This repository contains the official implementation and dataset for the paper:
gMBA: Expression Semantic Guided Mixed Boolean-Arithmetic Deobfuscation Using Transformer Architectures
[Accepted at Findings of ACL2025]
Mixed Boolean-Arithmetic (MBA) expressions are widely used in software obfuscation to hinder reverse engineering and malware analysis.
gMBA presents a novel Transformer-based sequence-to-sequence model that deciphers obfuscated MBA expressions into their simplified forms.

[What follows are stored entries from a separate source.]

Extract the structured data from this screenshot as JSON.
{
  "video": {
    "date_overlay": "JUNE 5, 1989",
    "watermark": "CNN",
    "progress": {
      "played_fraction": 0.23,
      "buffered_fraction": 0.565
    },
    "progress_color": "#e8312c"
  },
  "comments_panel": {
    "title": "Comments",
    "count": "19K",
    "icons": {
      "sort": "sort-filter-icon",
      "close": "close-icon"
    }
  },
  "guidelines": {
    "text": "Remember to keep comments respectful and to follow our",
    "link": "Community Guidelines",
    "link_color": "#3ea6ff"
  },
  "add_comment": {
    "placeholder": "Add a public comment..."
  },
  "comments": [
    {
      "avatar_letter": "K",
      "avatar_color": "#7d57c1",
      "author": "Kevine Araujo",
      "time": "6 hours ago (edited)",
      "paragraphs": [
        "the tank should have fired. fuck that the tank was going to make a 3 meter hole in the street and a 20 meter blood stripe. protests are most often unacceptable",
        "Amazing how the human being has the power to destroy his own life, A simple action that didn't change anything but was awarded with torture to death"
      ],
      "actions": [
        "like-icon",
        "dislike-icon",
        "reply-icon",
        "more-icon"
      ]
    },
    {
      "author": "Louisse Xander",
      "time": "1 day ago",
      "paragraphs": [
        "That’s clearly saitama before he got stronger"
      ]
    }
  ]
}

Unlike prior approaches, gMBA leverages:
- Semantic features from the expression via automatically constructed truth tables
- A lightweight yet expressive Transformer architecture guided by these semantics
git clone https://github.com/your-username/gMBA.git
cd gMBA
pip install -r requirements.txt
You may need to install torch series by the commands below
pip install torch==2.0.0+cu117 -f https://download.pytorch.org/whl/torch_stable.html
pip install torchtext==0.6.0 -f https://download.pytorch.org/whl/torch_stable.html
pip install torchdata==0.6.0 -f https://download.pytorch.org/whl/torch_stable.html
Then just run your notebook files!
.
├── data/
│ ├── train_s.csv
│ ├── train_s-bool_tt_added.csv
│ ├── train_s-arith_tt_added.csv
│ ├── train_s-both_tt_added.csv
│ ├── test.csv
│ ├── test-bool_tt_added.csv
│ ├── test-arith_tt_added.csv
│ └── test-both_tt_added.csv
│
├── baseline/
│ ├── transformer_baseline.py
│ └── ...
│
├── addition/
│ ├── transformer_add.ipynb
│ └── ...
├── concat_token/
│ ├── transformer_cat_tok.ipynb
│ └── ...
├── concat_hiddim/
│ ├── transformer_cat_hiddim.ipynb
│ └── ...
│
├── README.md
└── requirements.txt